Why no existing AWF primitive fixes this
The thread (and our own docs/arc-dind.md) points at dind.preStageDirs as the staging step. It does not populate the system tree.DEFAULT_PRE_STAGE_DIRS (src/dind-bootstrap.ts:11-19) only mkdirs empty work dirs:
.cache .config .local .local/state home mcp-logs sandbox
stageEngineBinary() stages a single binary. runDindBootstrap() (src/dind-bootstrap.ts:103-127) returns early unless config.dind.preStageDirs/stageEngineBinary is set — and gh-aw does not emit those, so the resolved config shows enableDind=false even when dockerHostPathPrefix is set.
Conclusion: there is no capability today that stages a base userland into the chroot. Any fix that just "emits dind.preStageDirs" will produce empty system dirs and still fail. This is a missing capability, not a config-emission oversight.
Security considerations (these must shape the fix)
The remaining blocker has two superficially attractive fixes that are security-regressive and should be rejected:
Bind the daemon's real /bin, /usr, /lib into /host. This sources the chroot base userland — including the binaries that run before capability drop — from the runner/daemon filesystem, which on ARC is attacker-influenceable (a malicious or compromised DinD image, or anything that can write the shared /tmp/gh-aw emptyDir, controls the code AWF executes as root pre-capsh). This is the exact trust boundary AWF deliberately moved away from in the iptables → network-isolation work: egress/identity enforcement must not depend on untrusted runner-side state. Trusting the daemon rootfs for the chroot base reintroduces that dependency at an even more sensitive point (pre-privilege-drop code execution).
Copy the daemon's userland into the staging root at runtime. Same problem — provenance is the daemon image, not a verified AWF artifact.
Security-preserving direction: source the chroot base userland from AWF's own signed agent image (ghcr.io/github/gh-aw-firewall/agent), which already ships a glibc base + bash + libcap2-bin (capsh) + the loader needed by one-shot-token.so. Two viable mechanisms, both keeping provenance inside AWF's trust boundary:
(A) Self-bind from the agent container. In entrypoint.sh, before chroot, detect an empty/foreign /host and overlay the agent image's own /bin, /usr/sbin/capsh, /lib, loader, and a minimal busybox/coreutils set into /host (e.g. via a writable overlay assembled in /host/tmp and PATH/loader redirection). No daemon trust; the binaries come from the image AWF was built and signed as.
(B) Stage from the signed image via a helper container. Extend dind-bootstrap.ts with a real stageBaseSystem() that runs DEFAULT_STAGING_IMAGE (already ghcr.io/github/gh-aw-firewall/agent:latest, src/dind-bootstrap.ts:8) to copy a curated base userland into the daemon-visible staging root before compose start. Provenance is the AWF image, but it crosses the daemon filesystem — so it must be paired with integrity checks (see below).
Whichever mechanism is chosen, the following invariants must hold and be tested:
The base userland executed before capsh privilege-drop must originate from the AWF-signed image, never from runner/daemon-writable paths.
The staged tree must not be writable by the agent (post-drop UID) at exec time.
Credential-isolation guarantees (procfs hidepid=2, /dev/null credential overlays, /etc/shadow exclusion) must remain intact when /host is synthesized.
If integrity cannot be assured (e.g. an unverifiable shared staging path), AWF should fail closed with a clear diagnostic rather than silently chrooting into an attacker-influenceable /host.

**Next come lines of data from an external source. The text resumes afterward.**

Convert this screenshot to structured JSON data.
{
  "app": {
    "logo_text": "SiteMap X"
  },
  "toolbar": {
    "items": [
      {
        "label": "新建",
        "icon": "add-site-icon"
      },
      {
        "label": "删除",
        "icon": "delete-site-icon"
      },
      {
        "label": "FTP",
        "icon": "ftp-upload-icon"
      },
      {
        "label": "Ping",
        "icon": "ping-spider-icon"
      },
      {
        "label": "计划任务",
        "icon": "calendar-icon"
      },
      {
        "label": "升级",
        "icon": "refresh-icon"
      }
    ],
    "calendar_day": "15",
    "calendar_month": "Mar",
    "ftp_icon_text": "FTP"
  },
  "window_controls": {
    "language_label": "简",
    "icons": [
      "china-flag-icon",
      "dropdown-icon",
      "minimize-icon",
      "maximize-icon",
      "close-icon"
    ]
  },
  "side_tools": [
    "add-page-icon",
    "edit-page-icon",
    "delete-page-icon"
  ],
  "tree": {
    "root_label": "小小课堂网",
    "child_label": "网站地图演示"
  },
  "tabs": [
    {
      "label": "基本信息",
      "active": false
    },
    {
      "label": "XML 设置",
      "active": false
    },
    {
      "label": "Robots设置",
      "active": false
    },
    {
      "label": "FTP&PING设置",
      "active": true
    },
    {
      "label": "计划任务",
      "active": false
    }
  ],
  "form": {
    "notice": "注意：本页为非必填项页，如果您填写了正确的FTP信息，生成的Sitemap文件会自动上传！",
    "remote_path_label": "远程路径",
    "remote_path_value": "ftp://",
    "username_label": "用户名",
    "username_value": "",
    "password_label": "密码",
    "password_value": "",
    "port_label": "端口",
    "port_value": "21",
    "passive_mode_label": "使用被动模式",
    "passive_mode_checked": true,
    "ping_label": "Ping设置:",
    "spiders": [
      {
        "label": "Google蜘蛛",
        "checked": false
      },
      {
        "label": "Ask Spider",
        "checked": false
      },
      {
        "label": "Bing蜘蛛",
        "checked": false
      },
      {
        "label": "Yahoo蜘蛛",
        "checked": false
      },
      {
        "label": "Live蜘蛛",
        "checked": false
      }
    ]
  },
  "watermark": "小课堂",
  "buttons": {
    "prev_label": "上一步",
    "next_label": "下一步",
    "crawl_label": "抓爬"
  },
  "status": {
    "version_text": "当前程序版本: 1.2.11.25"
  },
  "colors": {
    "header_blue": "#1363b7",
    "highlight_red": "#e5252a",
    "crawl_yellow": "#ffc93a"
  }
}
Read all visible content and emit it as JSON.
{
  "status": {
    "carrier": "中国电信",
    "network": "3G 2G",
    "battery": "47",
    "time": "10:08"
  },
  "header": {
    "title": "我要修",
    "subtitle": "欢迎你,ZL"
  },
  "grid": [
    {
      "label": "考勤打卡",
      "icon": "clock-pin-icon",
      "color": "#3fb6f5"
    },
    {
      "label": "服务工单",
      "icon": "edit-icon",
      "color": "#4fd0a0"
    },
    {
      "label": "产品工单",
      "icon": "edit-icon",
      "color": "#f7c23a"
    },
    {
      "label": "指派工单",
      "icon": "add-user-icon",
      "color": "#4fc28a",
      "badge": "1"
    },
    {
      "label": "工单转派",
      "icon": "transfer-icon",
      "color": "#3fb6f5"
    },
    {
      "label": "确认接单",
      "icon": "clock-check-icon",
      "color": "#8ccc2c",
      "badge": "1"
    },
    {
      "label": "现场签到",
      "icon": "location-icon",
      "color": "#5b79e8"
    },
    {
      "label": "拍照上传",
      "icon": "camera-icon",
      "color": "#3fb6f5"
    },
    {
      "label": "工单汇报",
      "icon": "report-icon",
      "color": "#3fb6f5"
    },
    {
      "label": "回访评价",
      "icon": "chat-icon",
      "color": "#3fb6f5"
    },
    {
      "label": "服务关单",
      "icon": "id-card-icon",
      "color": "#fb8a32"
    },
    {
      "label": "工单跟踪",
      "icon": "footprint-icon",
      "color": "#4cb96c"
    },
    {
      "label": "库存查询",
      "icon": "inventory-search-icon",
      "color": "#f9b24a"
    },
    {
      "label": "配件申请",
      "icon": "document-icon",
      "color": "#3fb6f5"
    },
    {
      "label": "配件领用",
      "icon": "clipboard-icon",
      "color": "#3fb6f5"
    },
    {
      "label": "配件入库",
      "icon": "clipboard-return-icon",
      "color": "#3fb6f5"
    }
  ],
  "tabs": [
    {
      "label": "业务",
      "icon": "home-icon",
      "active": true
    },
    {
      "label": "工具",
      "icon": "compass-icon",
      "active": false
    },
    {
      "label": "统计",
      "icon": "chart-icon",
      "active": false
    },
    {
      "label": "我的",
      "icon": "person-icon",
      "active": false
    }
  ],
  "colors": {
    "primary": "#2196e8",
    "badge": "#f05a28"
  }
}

Latent gaps queued behind the current blocker
The thread's recent progression table tracks only three layers (gateway → container start → chroot exec). Once /bin/sh + capsh are present, the originally-enumerated gaps will resurface in order. They should be designed for now, not rediscovered serially:
Engine identity vars through capsh — engine.envHOME/USER/LOGNAME were historically clobbered to the pre-drop values; verify chroot.identity (now emitted by gh-aw) actually wins after the user switch.
/etc/passwd, /etc/group, /etc/hosts synthesis — AWF should synthesize minimal identity + host.docker.internal entries for the UID it switches to, without requiring workflow-level sandbox.agent.mounts.
Threat-detection silent no-op (security regression) — the auto-generated detection job runs without the agent job's pre-steps and, on chroot setup failure (spawn ENOENT), is marked successful because GH_AW_DETECTION_CONTINUE_ON_ERROR !== 'false'. A correctly-configured workflow then believes outputs were screened when the detector no-op'd. AWF/gh-aw must distinguish "engine never started" (fail loud) from "model produced unparseable output" (continue-on-error). This is the highest-severity latent gap.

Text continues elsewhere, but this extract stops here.